17 de Marzo de 2026

columna ovnis

Vivimos un tiempo en el que la realidad ha alcanzado a la ciencia ficción, los viajes espaciales ya no son una utopía de cine: empresas privadas como SpaceX lanzan cohetes con regularidad, la NASA y la ESA planifican misiones a Marte y la Luna, y potencias como China proyectan estaciones en la órbita lunar, en este escenario, hablar de derecho interplanetario ya no es un capricho académico, sino una necesidad estratégica.
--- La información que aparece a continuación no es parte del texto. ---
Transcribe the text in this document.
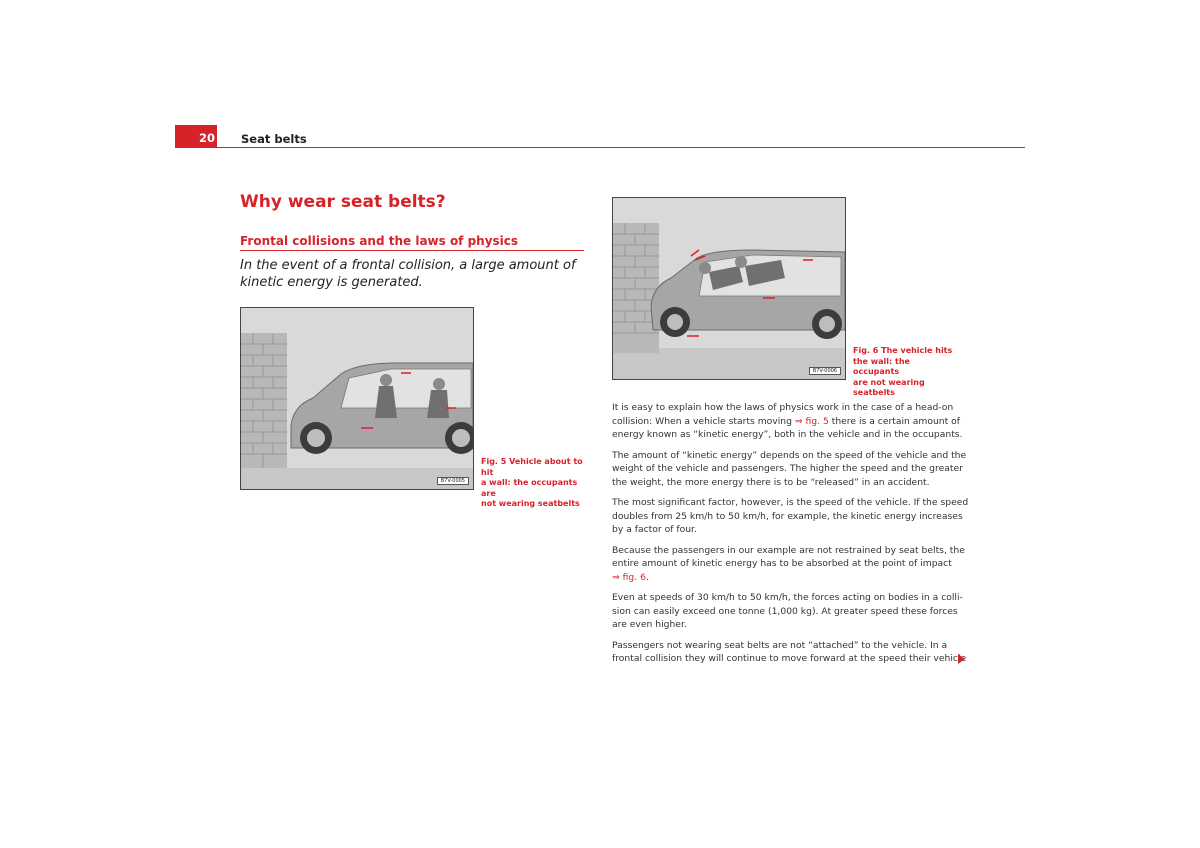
20 Seat belts
Why wear seat belts?
Frontal collisions and the laws of physics
In the event of a frontal collision, a large amount of kinetic energy is generated.
B7V-0005
Fig. 5 Vehicle about to hit
a wall: the occupants are
not wearing seatbelts
B7V-0006
Fig. 6 The vehicle hits
the wall: the occupants
are not wearing seatbelts

It is easy to explain how the laws of physics work in the case of a head-on
collision: When a vehicle starts moving ⇒ fig. 5 there is a certain amount of
energy known as “kinetic energy”, both in the vehicle and in the occupants.

The amount of “kinetic energy” depends on the speed of the vehicle and the
weight of the vehicle and passengers. The higher the speed and the greater
the weight, the more energy there is to be “released” in an accident.

The most significant factor, however, is the speed of the vehicle. If the speed
doubles from 25 km/h to 50 km/h, for example, the kinetic energy increases
by a factor of four.

Because the passengers in our example are not restrained by seat belts, the
entire amount of kinetic energy has to be absorbed at the point of impact
⇒ fig. 6.

Even at speeds of 30 km/h to 50 km/h, the forces acting on bodies in a colli-
sion can easily exceed one tonne (1,000 kg). At greater speed these forces
are even higher.

Passengers not wearing seat belts are not “attached” to the vehicle. In a
frontal collision they will continue to move forward at the speed their vehicle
En países como Estados Unidos, el tema se discute con seriedad, allí se revisa cómo aplicar —y hasta dónde actualizar— los tratados vigentes, como el Tratado del Espacio Ultraterrestre de 1967, que establece que ningún Estado puede apropiarse de cuerpos celestes, Washington impulsa marcos como los Acuerdos Artemis, que buscan regular la exploración lunar y la explotación de recursos espaciales, no es casualidad: quien dicte las reglas del espacio dictará también el futuro de la economía, la seguridad y hasta la soberanía en el siglo XXI.

En contraste, en México, el tema no aparece en ninguna agenda. Pese a que contamos con tradición en el derecho internacional y con un potencial científico y académico de primer nivel, seguimos sin dar pasos firmes hacia la construcción de un marco normativo nacional sobre actividades espaciales, esto no es una simple omisión: es una oportunidad que se nos escapa entre los dedos.
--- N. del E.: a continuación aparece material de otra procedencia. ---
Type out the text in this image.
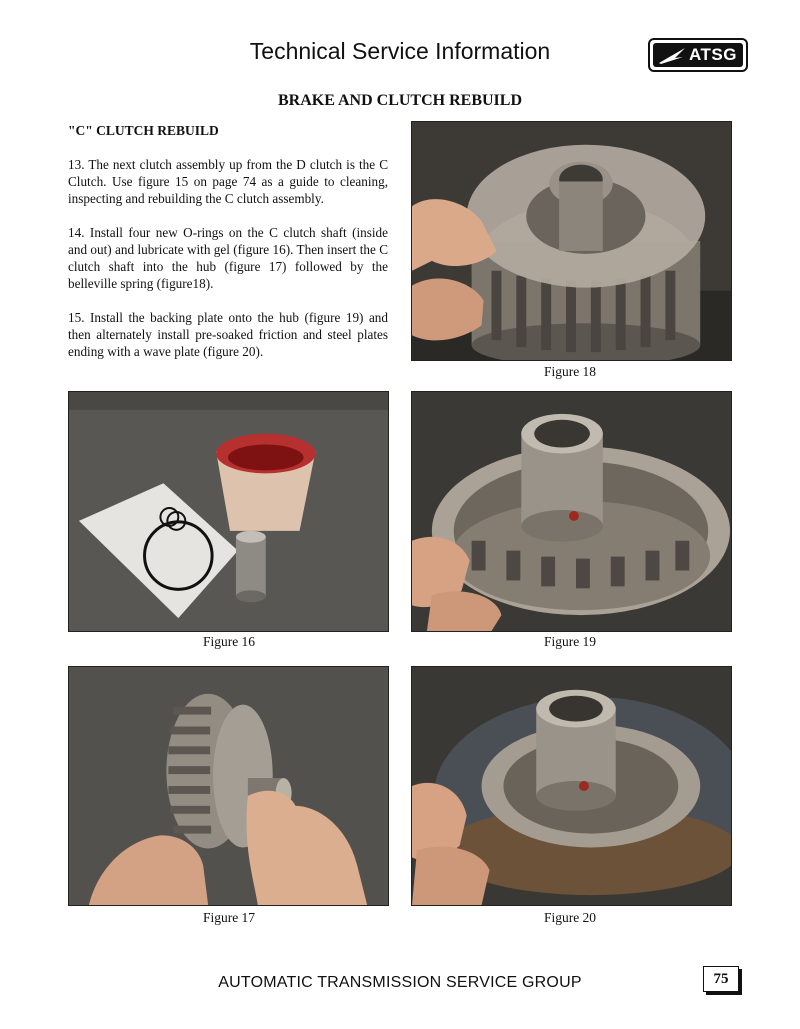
Technical Service Information	ATSG
BRAKE AND CLUTCH REBUILD
"C" CLUTCH REBUILD
13. The next clutch assembly up from the D clutch is the C Clutch. Use figure 15 on page 74 as a guide to cleaning, inspecting and rebuilding the C clutch assembly.
14. Install four new O-rings on the C clutch shaft (inside and out) and lubricate with gel (figure 16). Then insert the C clutch shaft into the hub (figure 17) followed by the belleville spring (figure18).
15. Install the backing plate onto the hub (figure 19) and then alternately install pre-soaked friction and steel plates ending with a wave plate (figure 20).
Figure 18
Figure 16	Figure 19
Figure 17	Figure 20
AUTOMATIC TRANSMISSION SERVICE GROUP	75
El Licenciado Horacio Campos Lozada ha sido una de las pocas voces que, con insistencia, ha intentado introducir el tema en el Congreso, s esfuerzo ha sido reiterado: llevar al debate parlamentario la necesidad de sentar las bases de un derecho interplanetario mexicano, pero su iniciativa no ha tenido eco. ¿Por qué? Porque seguimos atrapados en la idea de que el espacio es un lujo lejano, cuando en realidad ya es un campo de disputa presente.

La falta de visión política es preocupante, no se trata sólo de ciencia o astronomía: se trata de soberanía, de economía futura, de la posición de México en un tablero donde pronto se discutirán recursos mineros extraterrestres, asentamientos en la Luna y Marte, responsabilidad por accidentes orbitales y hasta conflictos bélicos fuera de la atmósfera.

Ignorar este tema es condenarnos a ser simples espectadores, en cambio, incorporarlo a nuestro marco legal y académico nos permitiría formar juristas, diplomáticos y legisladores preparados para defender los intereses del país en un escenario inédito.

México necesita un Instituto Nacional de Derecho Espacial, necesita que nuestras universidades impulsen posgrados en derecho interplanetario y que el Congreso asuma con rigor la discusión, porque en la próxima década, los países que no participen en el diseño de las reglas del espacio quedarán subordinados a quienes sí lo hagan.

El espacio no espera, si el Congreso mexicano no entiende que la regulación del cosmos es ya un tema de soberanía nacional, entonces quedará marcado por la historia como la generación política que dejó pasar la oportunidad de sentar a México en la mesa del futuro y no nos engañemos: las reglas del espacio se escribirán, con o sin nosotros, la pregunta es directa a nuestros legisladores: ¿van a seguir votando con la mirada puesta en el suelo… o se atreverán, por una vez, a levantar la vista hacia las estrellas?